London skip hire company, Pros kips looks at why decluttering could create the extra space you require for less than the cost of a family day out.
The rising value of property in London and south-east England has led to an increasing number of homeowners unable to afford to move home invest tens of thousands of pounds extending their living space.
But hiring just a single skip could eliminate the need to undertake expensive building projects. Here, we look at the three most popular features of a home that purchasers put on their wish list and why they might not be a wise investment.
The owners of homes in urban and suburban areas that lack residential parking spaces can make their properties more desirable to prospective purchasers by turning their front garden into a paved area for vehicles.
According to the London Assembly, the number of front gardens in London that have been paved over would cover the same area as more than 6,000 football pitches. But before you order a lorry load of tarmac, here are a few facts to consider.
- Preserving front gardens does not just improve the aesthetics of residential road, it can…

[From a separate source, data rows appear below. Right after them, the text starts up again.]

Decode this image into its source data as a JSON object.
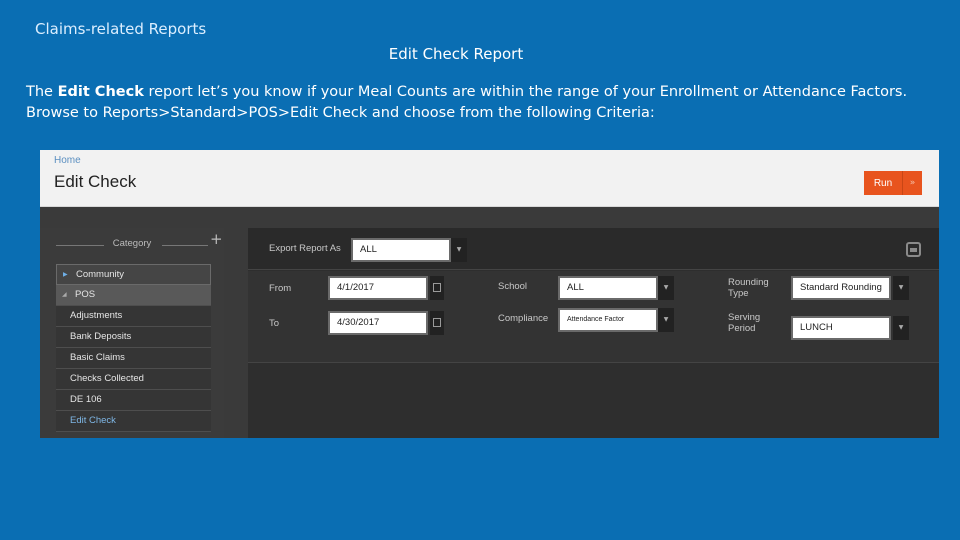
{
  "slide": {
    "header": "Claims-related Reports",
    "title": "Edit Check Report",
    "intro_prefix": "The ",
    "intro_bold": "Edit Check",
    "intro_rest": " report let’s you know if your Meal Counts are within the range of your Enrollment or Attendance Factors. Browse to Reports>Standard>POS>Edit Check and choose from the following Criteria:"
  },
  "app": {
    "breadcrumb": "Home",
    "page_title": "Edit Check",
    "run_label": "Run",
    "run_extra": "»",
    "sidebar": {
      "add_glyph": "+",
      "category_label": "Category",
      "items": [
        {
          "label": "Community"
        },
        {
          "label": "POS"
        },
        {
          "label": "Adjustments"
        },
        {
          "label": "Bank Deposits"
        },
        {
          "label": "Basic Claims"
        },
        {
          "label": "Checks Collected"
        },
        {
          "label": "DE 106"
        },
        {
          "label": "Edit Check"
        }
      ]
    },
    "criteria": {
      "export_label": "Export Report As",
      "export_value": "ALL",
      "from_label": "From",
      "from_value": "4/1/2017",
      "to_label": "To",
      "to_value": "4/30/2017",
      "school_label": "School",
      "school_value": "ALL",
      "compliance_label": "Compliance",
      "compliance_value": "Attendance Factor",
      "rounding_label_1": "Rounding",
      "rounding_label_2": "Type",
      "rounding_value": "Standard Rounding",
      "serving_label_1": "Serving",
      "serving_label_2": "Period",
      "serving_value": "LUNCH",
      "dropdown_glyph": "▼"
    }
  },
  "colors": {
    "slide_background": "#0a6eb3",
    "run_button": "#e8541e",
    "selected_item": "#7fb7e6"
  }
}
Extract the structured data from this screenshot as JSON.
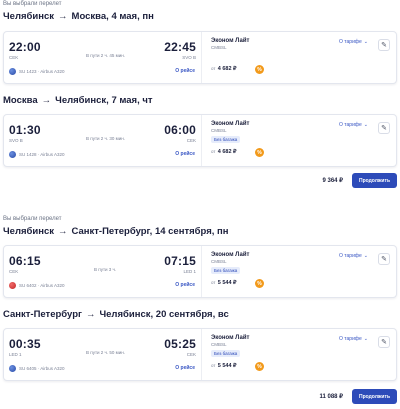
{
  "bookings": [
    {
      "caption": "Вы выбрали перелет",
      "total": "9 364 ₽",
      "continue_label": "Продолжить",
      "segments": [
        {
          "from": "Челябинск",
          "to": "Москва",
          "date": "4 мая, пн",
          "dep_time": "22:00",
          "arr_time": "22:45",
          "dep_airport": "CEK",
          "arr_airport": "SVO B",
          "duration": "В пути 2 ч. 45 мин.",
          "flight": "SU 1423 · Airbus A320",
          "about": "О рейсе",
          "fare_name": "Эконом Лайт",
          "fare_code": "CMBSL",
          "baggage": "",
          "price_prefix": "от",
          "price": "4 682 ₽",
          "pct": "%",
          "tariff": "О тарифе"
        },
        {
          "from": "Москва",
          "to": "Челябинск",
          "date": "7 мая, чт",
          "dep_time": "01:30",
          "arr_time": "06:00",
          "dep_airport": "SVO B",
          "arr_airport": "CEK",
          "duration": "В пути 2 ч. 30 мин.",
          "flight": "SU 1428 · Airbus A320",
          "about": "О рейсе",
          "fare_name": "Эконом Лайт",
          "fare_code": "CMBSL",
          "baggage": "Без багажа",
          "price_prefix": "от",
          "price": "4 682 ₽",
          "pct": "%",
          "tariff": "О тарифе"
        }
      ]
    },
    {
      "caption": "Вы выбрали перелет",
      "total": "11 088 ₽",
      "continue_label": "Продолжить",
      "segments": [
        {
          "from": "Челябинск",
          "to": "Санкт-Петербург",
          "date": "14 сентября, пн",
          "dep_time": "06:15",
          "arr_time": "07:15",
          "dep_airport": "CEK",
          "arr_airport": "LED 1",
          "duration": "В пути 3 ч.",
          "flight": "SU 6402 · Airbus A320",
          "about": "О рейсе",
          "fare_name": "Эконом Лайт",
          "fare_code": "CMBSL",
          "baggage": "Без багажа",
          "price_prefix": "от",
          "price": "5 544 ₽",
          "pct": "%",
          "tariff": "О тарифе"
        },
        {
          "from": "Санкт-Петербург",
          "to": "Челябинск",
          "date": "20 сентября, вс",
          "dep_time": "00:35",
          "arr_time": "05:25",
          "dep_airport": "LED 1",
          "arr_airport": "CEK",
          "duration": "В пути 2 ч. 50 мин.",
          "flight": "SU 6405 · Airbus A320",
          "about": "О рейсе",
          "fare_name": "Эконом Лайт",
          "fare_code": "CMBSL",
          "baggage": "Без багажа",
          "price_prefix": "от",
          "price": "5 544 ₽",
          "pct": "%",
          "tariff": "О тарифе"
        }
      ]
    }
  ]
}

- Prevent flash flooding. Rainwater that would have seeped into the grassed area spreads over paving and floods into the land drains;
- Lower local air quality. After the heat produced by the summer sun is absorbed by paved areas during the day, it is released at night and produces what is known as the ‘heat island effect’; and
- Deny urban wildlife much-needed habitats.
While parking and garage space tops the list of home buyers’ requests, research shows that a new kitchen comes second on the list of a purchaser’s most wanted list and is ranked the most worthwhile home improvement.
A kitchen is often the focal point of a home, which is why open-plan designs are the most popular. Countless walls have been knocked down as a result, and it’s increasingly rare to find newer houses that don’t have kitchens open to some kind of adjoining family room.
However, the kitchen is already the most expensive room in the house to remodel, and turning a closed kitchen into an open plan living space can add to the cost.
For homeowners who’d rather invest in high-value kitchen appliances, top-of-the-range worktops or cabinets, reworking the layout may not be worth it – especially as there are increasingly loud signals from kitchen design trends potters that the closed kitchen may be about to make a comeback.
The creation of extra space be adding a loft conversion or a rear extension can certainly add value to your home. But estate agents warn a botched DIY job can actually make your property worth less.
And the expense involved in adding extra space to any part of a period property can take years to recoup.
One alternative is to declutter. If you have lived in your property for five years or more, there is a high chance you will have amassed a wealth of possessions you no longer use. Start by taking a long, hard look at the areas of your home where you require extra space, such as the living room, and decide whether more space could be created by removing some of its furniture.
Do you use every seat your bulky three-piece suite provides? What was the last time you looked at one of the many novels stored in that large bookcase? And do you still have CDs in storage units that haven’t been played since you ditched your personal CD player in favors of an iPod?
By placing all your unwanted and unused items in a skip, homeowners can gain up to 100 square feet of extra living space – the size of a small ground floor extension – for less than the cost of a family day out.